Module 11

Project Monitoring and Information Systems

Learning Module

This chapter starts with a concept that not only have I never done, I never thought it could be done, until Meredith pointed it out to me. The concept is planning the monitoring-controlling cycle. The monitoring-control of my projects has always been dictated to me, and usually required by my contracts. For example, if I had to present the status of my projects on the third Wednesday of the month, I had to write the report Monday or Tuesday, and for that I had to gather the requested information shortly before. I don't recall anyone asking me if the monthly reporting was appropriate. Nor if the level of detail I had to report was needed. The accountants wanted the expenditures for the last four weeks, unless it was a five week month ....due on Monday, unless Monday was a legal holiday, in which case it is due on the preceding Friday.....I worked as a subcontractor for one major worldwide engineering and construction firm, that published due dates and reporting requirements for ALL their jobs - one year in advance. The Project Controls Reporting Cycle was its name. There were no deviations permitted. If their clients wanted different reports on different days, we had to do two sets of reports, one for the home office and one for the client. Still Meredith points out that if you can, designing the reporting and controlling relevant to what is being controlled is best, and this should be designed in the planning phase of the project. He has good explanations of that planning process.

Anyone from the home office who tries to get information from a construction superintendent, with the question, "How's it going?," always gets the same answer, "Just fine." Field people are loth to tell the home office of their problems, unless they are clearly home office problems, like late paychecks. Some reasons for this are: 1. The superintendent wants to feel 100% responsible for his job, hence any problems are his problems and not the home office's. 2. The home office may send someone to his job to "help" him with the problem, which he believes will make the problem worse. 3. He believes the problem is actually his fault, and wants time to cover it up. 4. Lastly, and this applies to all project managers, "Project Teams detest progress reporting because it vividly manifests their lack of progress." Which is one of the Laws of Project Management. Those laws have hung on the wall of all my project offices at least the last 15 years. I have not been able to contact the original publisher, International Systems, but want to give them the credit.

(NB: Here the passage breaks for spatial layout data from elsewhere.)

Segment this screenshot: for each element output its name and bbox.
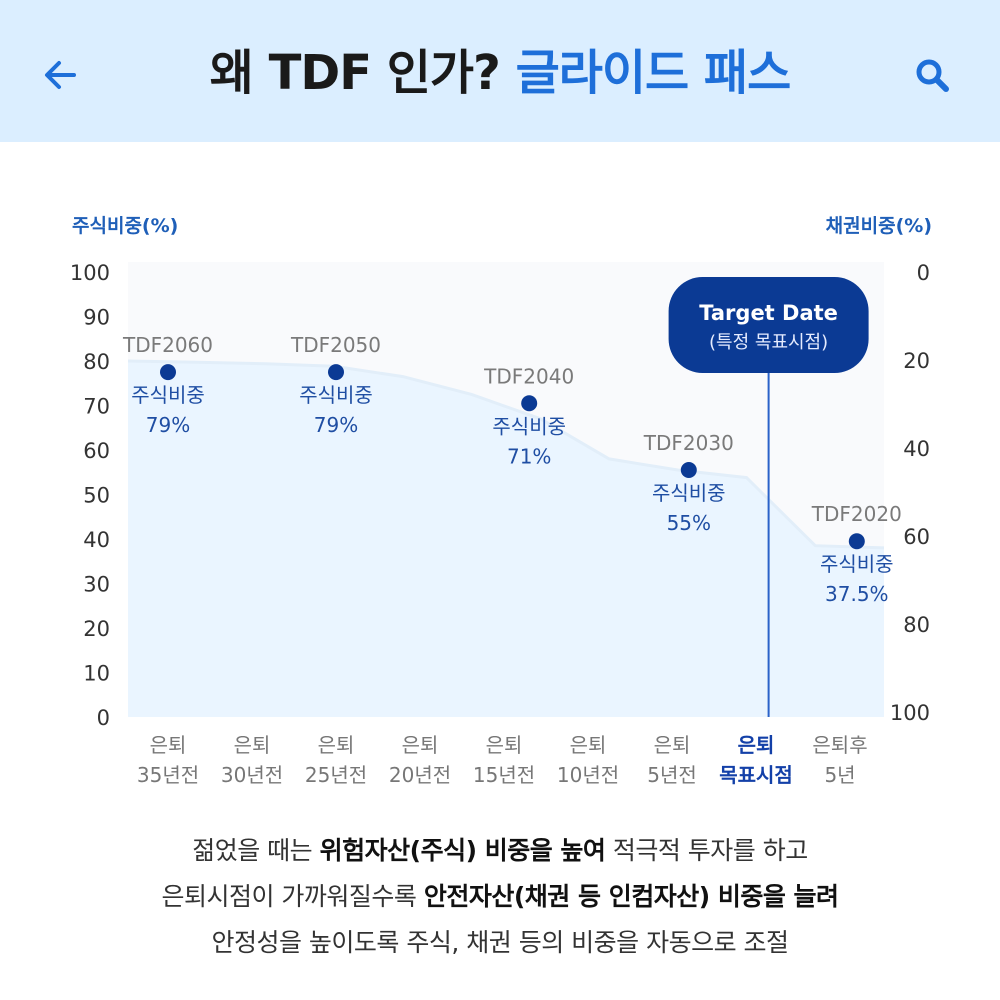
fund-share-label: 주식비중 xyxy=(820,552,894,576)
category-label-line1: 은퇴 xyxy=(654,733,691,757)
category-label-line2: 10년전 xyxy=(557,763,619,787)
fund-share-label: 주식비중 xyxy=(492,414,566,438)
category-label-line1: 은퇴 xyxy=(486,733,523,757)
fund-share-value: 79% xyxy=(314,413,358,437)
left-tick-label: 100 xyxy=(70,261,110,285)
fund-name-label: TDF2050 xyxy=(290,333,381,357)
right-axis-ticks: 0 20 40 60 80 100 xyxy=(890,261,930,725)
right-tick-label: 40 xyxy=(903,437,930,461)
left-tick-label: 20 xyxy=(83,617,110,641)
category-label-line1: 은퇴 xyxy=(738,733,775,757)
category-label-line1: 은퇴 xyxy=(150,733,187,757)
left-tick-label: 50 xyxy=(83,484,110,508)
category-label-line2: 5년전 xyxy=(647,763,697,787)
category-label-line1: 은퇴 xyxy=(402,733,439,757)
fund-share-value: 55% xyxy=(667,511,711,535)
category-label-line2: 35년전 xyxy=(137,763,199,787)
target-date-title: Target Date xyxy=(699,301,838,325)
title-main: 왜 TDF 인가? xyxy=(209,45,501,101)
target-date-badge: Target Date (특정 목표시점) xyxy=(668,277,869,373)
fund-point xyxy=(848,533,865,550)
search-icon xyxy=(916,59,949,92)
fund-share-value: 37.5% xyxy=(825,582,889,606)
fund-share-label: 주식비중 xyxy=(652,481,726,505)
left-tick-label: 90 xyxy=(83,306,110,330)
category-label-line1: 은퇴 xyxy=(570,733,607,757)
fund-name-label: TDF2030 xyxy=(643,431,734,455)
category-label-line1: 은퇴 xyxy=(234,733,271,757)
category-label-line2: 20년전 xyxy=(389,763,451,787)
glide-path-area xyxy=(128,361,884,717)
category-label-line1: 은퇴후 xyxy=(812,733,867,757)
right-tick-label: 20 xyxy=(903,349,930,373)
left-tick-label: 80 xyxy=(83,350,110,374)
category-label-line2: 5년 xyxy=(824,763,855,787)
target-date-subtitle: (특정 목표시점) xyxy=(709,332,828,353)
fund-point xyxy=(521,395,538,412)
header-bar: 왜 TDF 인가? 글라이드 패스 xyxy=(0,0,1000,142)
right-tick-label: 0 xyxy=(917,261,930,285)
left-axis-title: 주식비중(%) xyxy=(72,215,178,237)
caption-1a: 젊었을 때는 xyxy=(192,836,320,865)
fund-name-label: TDF2060 xyxy=(122,333,213,357)
fund-point xyxy=(680,462,697,479)
category-label-line1: 은퇴 xyxy=(318,733,355,757)
arrow-left-icon xyxy=(45,61,76,89)
left-tick-label: 0 xyxy=(97,706,110,730)
fund-name-label: TDF2020 xyxy=(811,502,902,526)
target-date-badge-bg xyxy=(668,277,869,373)
glide-path-edge xyxy=(127,359,885,550)
left-tick-label: 70 xyxy=(83,395,110,419)
left-tick-label: 40 xyxy=(83,528,110,552)
fund-share-label: 주식비중 xyxy=(131,383,205,407)
fund-name-label: TDF2040 xyxy=(483,364,574,388)
caption-line-2: 은퇴시점이 가까워질수록 안전자산(채권 등 인컴자산) 비중을 늘려 xyxy=(0,874,1000,920)
right-tick-label: 80 xyxy=(903,613,930,637)
right-tick-label: 60 xyxy=(903,525,930,549)
fund-point xyxy=(328,364,344,381)
right-axis-title: 채권비중(%) xyxy=(826,215,932,237)
fund-share-value: 79% xyxy=(146,413,190,437)
caption-2b: 안전자산(채권 등 인컴자산) 비중을 늘려 xyxy=(423,882,839,911)
back-button[interactable] xyxy=(30,45,90,105)
caption-line-3: 안정성을 높이도록 주식, 채권 등의 비중을 자동으로 조절 xyxy=(211,928,789,957)
caption-1c: 적극적 투자를 하고 xyxy=(605,836,808,865)
page-title: 왜 TDF 인가? 글라이드 패스 xyxy=(0,38,1000,108)
search-button[interactable] xyxy=(902,45,962,105)
left-tick-label: 60 xyxy=(83,439,110,463)
fund-share-label: 주식비중 xyxy=(299,383,373,407)
category-label-line2: 15년전 xyxy=(473,763,535,787)
fund-point xyxy=(160,364,176,381)
fund-share-value: 71% xyxy=(507,444,551,468)
title-accent: 글라이드 패스 xyxy=(515,45,792,101)
caption: 젊었을 때는 위험자산(주식) 비중을 높여 적극적 투자를 하고 은퇴시점이 … xyxy=(0,828,1000,966)
caption-line-1: 젊었을 때는 위험자산(주식) 비중을 높여 적극적 투자를 하고 xyxy=(0,828,1000,874)
fund-points: TDF2060 주식비중 79% TDF2050 주식비중 79% TDF2040 주식비중 7… xyxy=(122,333,902,606)
right-tick-label: 100 xyxy=(890,701,930,725)
caption-1b: 위험자산(주식) 비중을 높여 xyxy=(319,836,606,865)
left-tick-label: 10 xyxy=(83,662,110,686)
category-label-line2: 목표시점 xyxy=(719,763,793,787)
category-label-line2: 30년전 xyxy=(221,763,283,787)
caption-2a: 은퇴시점이 가까워질수록 xyxy=(161,882,424,911)
category-label-line2: 25년전 xyxy=(305,763,367,787)
left-tick-label: 30 xyxy=(83,573,110,597)
x-axis-categories: 은퇴 35년전 은퇴 30년전 은퇴 25년전 은퇴 20년전 은퇴 15년전 은퇴 10년전 은퇴 5년… xyxy=(137,733,868,787)
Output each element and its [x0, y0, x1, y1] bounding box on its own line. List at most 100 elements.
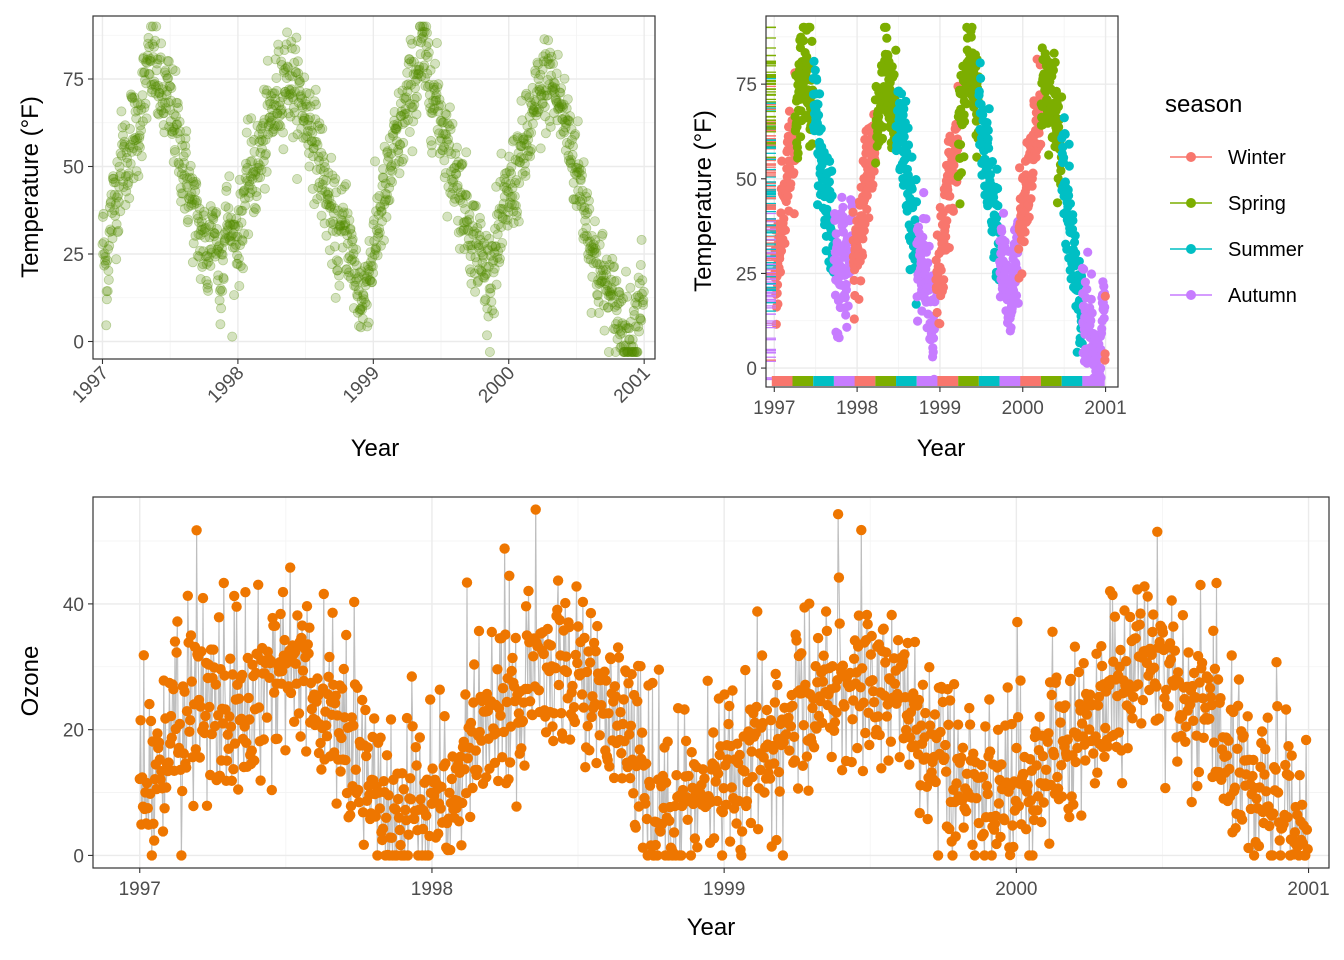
- temperature-point: [124, 142, 135, 153]
- ozone-point: [213, 612, 225, 623]
- temperature-point: [127, 93, 138, 104]
- temperature-point: [143, 32, 154, 43]
- temperature-point: [276, 60, 287, 71]
- temperature-point: [325, 201, 336, 212]
- season-point: [919, 188, 929, 198]
- temperature-point: [212, 244, 223, 255]
- temperature-point: [438, 117, 449, 128]
- temperature-point: [176, 196, 187, 207]
- temperature-point: [133, 105, 144, 116]
- ozone-point: [144, 698, 155, 710]
- temperature-point: [382, 155, 393, 166]
- season-point: [1048, 65, 1058, 75]
- temperature-point: [137, 90, 148, 101]
- temperature-point: [250, 204, 261, 215]
- temperature-point: [141, 78, 152, 89]
- temperature-point: [389, 123, 400, 134]
- ozone-point: [165, 710, 177, 722]
- temperature-point: [304, 88, 315, 99]
- temperature-point: [420, 49, 431, 60]
- temperature-point: [470, 286, 481, 297]
- temperature-point: [121, 186, 132, 197]
- temperature-point: [140, 98, 151, 109]
- season-point: [857, 251, 868, 261]
- temperature-point: [240, 172, 251, 183]
- temperature-point: [162, 55, 173, 66]
- temperature-point: [260, 150, 271, 161]
- temperature-point: [430, 91, 441, 102]
- temperature-point: [210, 251, 221, 262]
- temperature-point: [625, 282, 636, 293]
- temperature-point: [212, 275, 223, 286]
- temperature-point: [409, 93, 420, 104]
- ozone-segment: [276, 665, 279, 739]
- x-tick-label: 1999: [339, 363, 384, 408]
- temperature-point: [362, 260, 373, 271]
- temperature-point: [339, 225, 350, 236]
- temperature-point: [376, 216, 387, 227]
- temperature-point: [197, 224, 208, 235]
- ozone-point: [246, 745, 257, 756]
- temperature-point: [309, 199, 320, 210]
- temperature-point: [324, 245, 335, 256]
- ozone-segment: [352, 725, 354, 787]
- temperature-point: [173, 166, 184, 177]
- temperature-point: [514, 178, 525, 189]
- temperature-point: [384, 182, 395, 193]
- temperature-point: [374, 190, 385, 201]
- temperature-point: [263, 121, 274, 132]
- temperature-point: [418, 31, 429, 42]
- temperature-point: [289, 107, 300, 118]
- temperature-point: [178, 151, 189, 162]
- temperature-point: [292, 129, 303, 140]
- temperature-point: [187, 194, 198, 205]
- temperature-point: [209, 231, 220, 242]
- temperature-point: [156, 91, 167, 102]
- temperature-point: [243, 181, 254, 192]
- ozone-point: [269, 687, 280, 698]
- temperature-point: [168, 122, 179, 133]
- temperature-point: [189, 199, 200, 210]
- temperature-point: [315, 124, 326, 135]
- legend-key-dot: [1186, 198, 1196, 208]
- temperature-point: [245, 171, 256, 182]
- temperature-point: [408, 69, 419, 80]
- temperature-point: [367, 261, 378, 272]
- temperature-point: [129, 98, 140, 109]
- season-point: [1079, 264, 1089, 274]
- temperature-point: [368, 268, 379, 279]
- temperature-point: [244, 179, 255, 190]
- ozone-point: [237, 669, 248, 681]
- ozone-point: [280, 745, 291, 756]
- temperature-point: [152, 108, 163, 119]
- season-point: [775, 253, 785, 264]
- temperature-point: [176, 169, 187, 180]
- temperature-point: [323, 187, 334, 198]
- temperature-point: [158, 120, 169, 131]
- temperature-point: [116, 150, 127, 161]
- temperature-point: [280, 86, 291, 97]
- temperature-point: [196, 216, 207, 227]
- temperature-point: [195, 274, 206, 285]
- temperature-point: [220, 227, 231, 238]
- temperature-point: [191, 179, 202, 190]
- season-point: [868, 180, 878, 190]
- temperature-point: [526, 127, 537, 138]
- temperature-point: [280, 63, 291, 74]
- ozone-point: [142, 803, 153, 814]
- temperature-point: [247, 184, 258, 195]
- temperature-point: [399, 117, 410, 128]
- temperature-point: [636, 234, 647, 245]
- temperature-point: [215, 283, 226, 294]
- temperature-point: [291, 32, 302, 43]
- ozone-point: [182, 590, 193, 601]
- season-point: [928, 347, 938, 357]
- temperature-point: [326, 259, 337, 270]
- panel-a-y-axis-title: Temperature (°F): [17, 96, 44, 278]
- temperature-point: [131, 145, 142, 156]
- season-point: [786, 179, 796, 189]
- temperature-point: [391, 123, 402, 134]
- temperature-point: [310, 99, 321, 110]
- temperature-point: [113, 225, 124, 236]
- temperature-point: [121, 152, 132, 163]
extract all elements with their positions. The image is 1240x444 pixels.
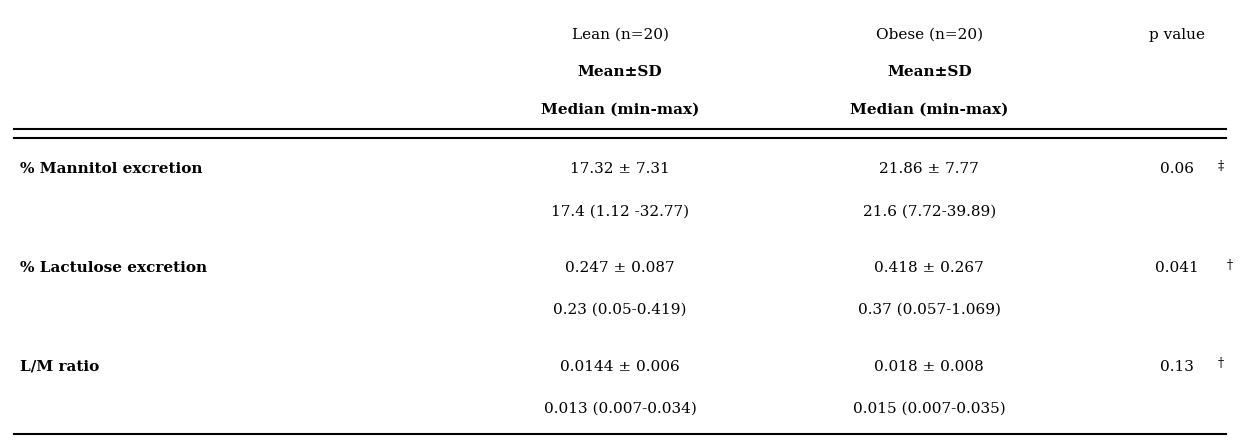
- Text: 0.247 ± 0.087: 0.247 ± 0.087: [565, 261, 675, 275]
- Text: Median (min-max): Median (min-max): [851, 103, 1008, 117]
- Text: 0.13: 0.13: [1159, 360, 1194, 373]
- Text: 21.6 (7.72-39.89): 21.6 (7.72-39.89): [863, 204, 996, 218]
- Text: 0.018 ± 0.008: 0.018 ± 0.008: [874, 360, 985, 373]
- Text: 17.32 ± 7.31: 17.32 ± 7.31: [570, 163, 670, 176]
- Text: p value: p value: [1148, 28, 1205, 42]
- Text: % Mannitol excretion: % Mannitol excretion: [20, 163, 202, 176]
- Text: % Lactulose excretion: % Lactulose excretion: [20, 261, 207, 275]
- Text: Median (min-max): Median (min-max): [541, 103, 699, 117]
- Text: 0.37 (0.057-1.069): 0.37 (0.057-1.069): [858, 303, 1001, 317]
- Text: Lean (n=20): Lean (n=20): [572, 28, 668, 42]
- Text: 0.015 (0.007-0.035): 0.015 (0.007-0.035): [853, 401, 1006, 416]
- Text: Mean±SD: Mean±SD: [887, 65, 972, 79]
- Text: 0.0144 ± 0.006: 0.0144 ± 0.006: [560, 360, 680, 373]
- Text: 21.86 ± 7.77: 21.86 ± 7.77: [879, 163, 980, 176]
- Text: 0.041: 0.041: [1154, 261, 1199, 275]
- Text: 17.4 (1.12 -32.77): 17.4 (1.12 -32.77): [551, 204, 689, 218]
- Text: 0.06: 0.06: [1159, 163, 1194, 176]
- Text: 0.013 (0.007-0.034): 0.013 (0.007-0.034): [543, 401, 697, 416]
- Text: L/M ratio: L/M ratio: [20, 360, 99, 373]
- Text: 0.418 ± 0.267: 0.418 ± 0.267: [874, 261, 985, 275]
- Text: 0.23 (0.05-0.419): 0.23 (0.05-0.419): [553, 303, 687, 317]
- Text: †: †: [1218, 357, 1224, 370]
- Text: Obese (n=20): Obese (n=20): [875, 28, 983, 42]
- Text: Mean±SD: Mean±SD: [578, 65, 662, 79]
- Text: †: †: [1226, 259, 1233, 272]
- Text: ‡: ‡: [1218, 160, 1224, 173]
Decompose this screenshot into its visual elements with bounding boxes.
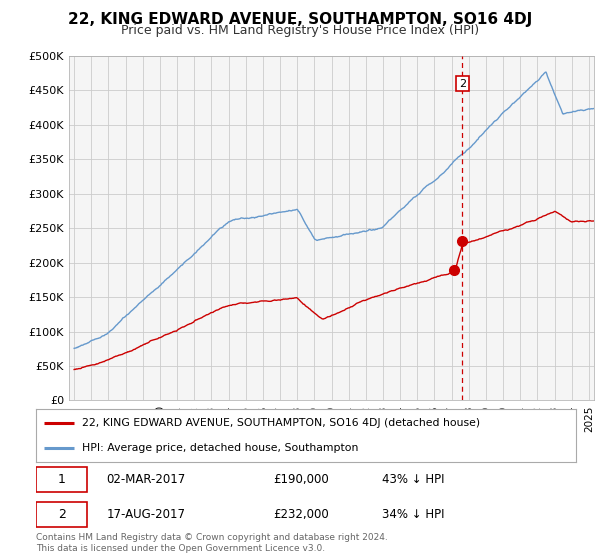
Text: 22, KING EDWARD AVENUE, SOUTHAMPTON, SO16 4DJ (detached house): 22, KING EDWARD AVENUE, SOUTHAMPTON, SO1… xyxy=(82,418,480,428)
Text: 22, KING EDWARD AVENUE, SOUTHAMPTON, SO16 4DJ: 22, KING EDWARD AVENUE, SOUTHAMPTON, SO1… xyxy=(68,12,532,27)
Text: 17-AUG-2017: 17-AUG-2017 xyxy=(106,508,185,521)
FancyBboxPatch shape xyxy=(36,468,88,492)
Text: 34% ↓ HPI: 34% ↓ HPI xyxy=(382,508,444,521)
Text: 2: 2 xyxy=(459,78,466,88)
Text: Price paid vs. HM Land Registry's House Price Index (HPI): Price paid vs. HM Land Registry's House … xyxy=(121,24,479,36)
Text: 2: 2 xyxy=(58,508,65,521)
Text: £190,000: £190,000 xyxy=(274,473,329,486)
Text: 43% ↓ HPI: 43% ↓ HPI xyxy=(382,473,444,486)
Text: £232,000: £232,000 xyxy=(274,508,329,521)
Text: HPI: Average price, detached house, Southampton: HPI: Average price, detached house, Sout… xyxy=(82,442,358,452)
Text: 1: 1 xyxy=(58,473,65,486)
Text: Contains HM Land Registry data © Crown copyright and database right 2024.
This d: Contains HM Land Registry data © Crown c… xyxy=(36,533,388,553)
FancyBboxPatch shape xyxy=(36,502,88,526)
Text: 02-MAR-2017: 02-MAR-2017 xyxy=(106,473,185,486)
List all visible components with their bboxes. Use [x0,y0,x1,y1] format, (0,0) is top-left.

Your author, on page 445, subtlety points out the danger of having rewards or punishments for the project team too closely tied to the budget and reporting system. That provides a tremendous incentive for loading the system in their favor. Also, it provides an incentive for key people to avoid difficult or "snake bit" projects, when those are precisely the jobs that need good people. Another difficulty is that the project boss may overstate his progress to get a bonus one year, then leave the company before things catch up to him. This seems shortsighted, surely the big bosses will notice this and somehow get their revenge? Not really. To the big bosses, it will appear the jobs were going very well when the former project boss was on the job, then crashed after he left. They will blame the new manager, who will blame the old manager. That's one reason for project auditing, which we look at in Chapter 12.

The concept of "Earned Value Chart," which starts on page 450, discuss various presentations of the fact that a project could be over budget with respect to the schedule, but under budget for the amount of work produced. There are many approaches to this problem and what is presented is about the best you can do, if you have work items that lend themselves to quantitative reporting.